Hereinafter, an embodiment of the present invention will be described using FIG. 7. What is different from the conventional example is the system bus 51 of the maintenance device main body 19.
As shown in FIG. 7, a PiA 59 is connected to connect the microcomputer and peripheral devices using parallel signals. The output of the PiA59 is the transmitter 60, 61, 62
Controls the outgoing calls, and controls the outgoing calls and stops outgoing outgoing calls. The transmission frequencies of the transmitters 60, 61, and 62 are set to be mutually prime. The outputs of the transmitters 60, 61, and 62 are combined by a mixer 63 and connected to the outside via an amplifier 64 and a connecting device 69 for connecting to a public line or the like.

On the other hand, from the information processing device 22 installed in the elevator maintenance center, a frequency multiplexed signal generated with a configuration similar to that of the above-mentioned transmitter is manually inputted from the connecting device 69 to the amplifier 65 and the filter 66. .67.68 is entered.
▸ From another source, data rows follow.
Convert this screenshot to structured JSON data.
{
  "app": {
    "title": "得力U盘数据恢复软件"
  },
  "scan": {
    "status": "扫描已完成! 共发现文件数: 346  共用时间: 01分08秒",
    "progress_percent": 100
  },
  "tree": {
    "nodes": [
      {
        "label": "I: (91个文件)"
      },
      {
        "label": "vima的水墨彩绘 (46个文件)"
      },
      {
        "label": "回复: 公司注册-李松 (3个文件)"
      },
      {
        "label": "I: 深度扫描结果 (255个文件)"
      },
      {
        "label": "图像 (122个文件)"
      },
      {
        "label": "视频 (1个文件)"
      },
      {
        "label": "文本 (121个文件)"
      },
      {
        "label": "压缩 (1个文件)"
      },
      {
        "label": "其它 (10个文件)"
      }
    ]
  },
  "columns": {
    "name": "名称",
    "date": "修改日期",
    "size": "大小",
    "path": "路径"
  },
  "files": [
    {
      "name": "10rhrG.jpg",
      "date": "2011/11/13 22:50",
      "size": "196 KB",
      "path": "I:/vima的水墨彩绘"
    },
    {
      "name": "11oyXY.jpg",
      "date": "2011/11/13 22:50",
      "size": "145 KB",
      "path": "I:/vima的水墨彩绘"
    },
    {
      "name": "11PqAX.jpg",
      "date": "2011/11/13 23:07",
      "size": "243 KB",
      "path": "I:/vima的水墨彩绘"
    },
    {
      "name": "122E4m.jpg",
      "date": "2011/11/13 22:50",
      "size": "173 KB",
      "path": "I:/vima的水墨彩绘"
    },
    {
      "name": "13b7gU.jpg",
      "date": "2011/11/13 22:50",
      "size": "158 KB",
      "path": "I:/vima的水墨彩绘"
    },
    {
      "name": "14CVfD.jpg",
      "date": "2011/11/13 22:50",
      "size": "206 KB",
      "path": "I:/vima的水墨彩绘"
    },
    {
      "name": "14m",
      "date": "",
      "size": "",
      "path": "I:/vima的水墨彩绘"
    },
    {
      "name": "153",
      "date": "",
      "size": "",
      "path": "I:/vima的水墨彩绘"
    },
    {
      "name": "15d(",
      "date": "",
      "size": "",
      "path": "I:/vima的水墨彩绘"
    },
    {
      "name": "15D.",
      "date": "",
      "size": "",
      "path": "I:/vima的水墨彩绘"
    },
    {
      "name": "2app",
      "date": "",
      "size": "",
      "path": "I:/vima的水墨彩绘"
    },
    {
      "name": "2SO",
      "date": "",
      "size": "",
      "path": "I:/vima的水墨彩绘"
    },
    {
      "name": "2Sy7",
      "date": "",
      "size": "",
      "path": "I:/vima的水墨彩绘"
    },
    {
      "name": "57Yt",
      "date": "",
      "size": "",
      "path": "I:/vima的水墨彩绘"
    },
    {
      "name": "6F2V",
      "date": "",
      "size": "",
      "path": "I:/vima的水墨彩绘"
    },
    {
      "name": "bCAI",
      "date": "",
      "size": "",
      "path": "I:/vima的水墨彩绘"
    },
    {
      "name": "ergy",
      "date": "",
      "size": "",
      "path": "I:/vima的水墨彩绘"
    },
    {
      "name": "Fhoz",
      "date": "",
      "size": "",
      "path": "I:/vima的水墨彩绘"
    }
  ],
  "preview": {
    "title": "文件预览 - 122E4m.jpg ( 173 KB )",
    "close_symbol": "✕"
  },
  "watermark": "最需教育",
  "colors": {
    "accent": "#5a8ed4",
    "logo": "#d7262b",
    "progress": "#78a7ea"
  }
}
The resonant frequency of the filter 66, 67, 68 is centered on the oscillation frequency of the oscillator 60° 61,62,
When the corresponding signal is input to the filter, it is input to the PiA 59 as a digital signal. Filter 66°67
．． The output of 68 is waveform-shaped and converted to P as a digital signal.
As input to the iA 59, information instructing elevator operation is directly given to a specific pit, or information instructing elevator operation is given in a coded manner.

With such a configuration, the information processing device 22 installed at a remote location from the elevator will, for example, turn on the oscillator assigned to operate the elevator from the first floor to the second floor. The signal is input to the PiA 59 via an amplifier 65 and a filter, for example 66. PiAs9
When a signal is input to the microcomputer, it outputs to the elevator control device to instruct the elevator to run from the 1st floor to the 21st floor. The elevator will then automatically start operating and the ACiAl
Necessary information is sent to the information processing device 22 via the modems 20 and 21.

The use of public lines, local area networks (LAN), aerial transmission, etc. as the transmission path of the present invention can be easily assumed in the embodiments of the present invention.

〔Effect of the invention〕

By superimposing and transmitting multiple frequencies on a pair of communication channels, the present invention can simultaneously transmit a large number of signals, and
Since it is possible to directly issue commands to elevators, etc., a highly responsive maintenance device can be obtained.

[Brief explanation of drawings]

FIG. 1 is an overall configuration diagram of a conventional elevator maintenance device, FIG. 2 is an explanatory diagram of the maintenance device in FIG. 1, and FIGS. 3, 4, and 5 are processing flowcharts of the device in FIG. 1, respectively. , FIGS. 6(a) and 6(b) are respectively explanatory diagrams of the operation of the apparatus shown in FIG. 1, and FIG. 7 is a circuit diagram of an embodiment of the elevator maintenance apparatus of the present invention. 1... Car, 16... Elevator control device, 1
9...Maintenance device body, 60, 61.62...Oscillator, 66.67.68...Filter, 22...Maintenance center dirt 3 Kokutaku 40 5th, Kasumi 6th cause ((1) O)) Invitation 7 m

Claims (1)

[Claims] 1゜Elevator-1 Consists of the elevator control device, means for collecting and recording information on the operating status of the elevator, a communication path connected to the means for recording and collecting the information, and an information processing device connected to the communication path. 1. An elevator maintenance device characterized in that a communication path transmits an elevator control signal from an information processing device using a frequency multiplexing method.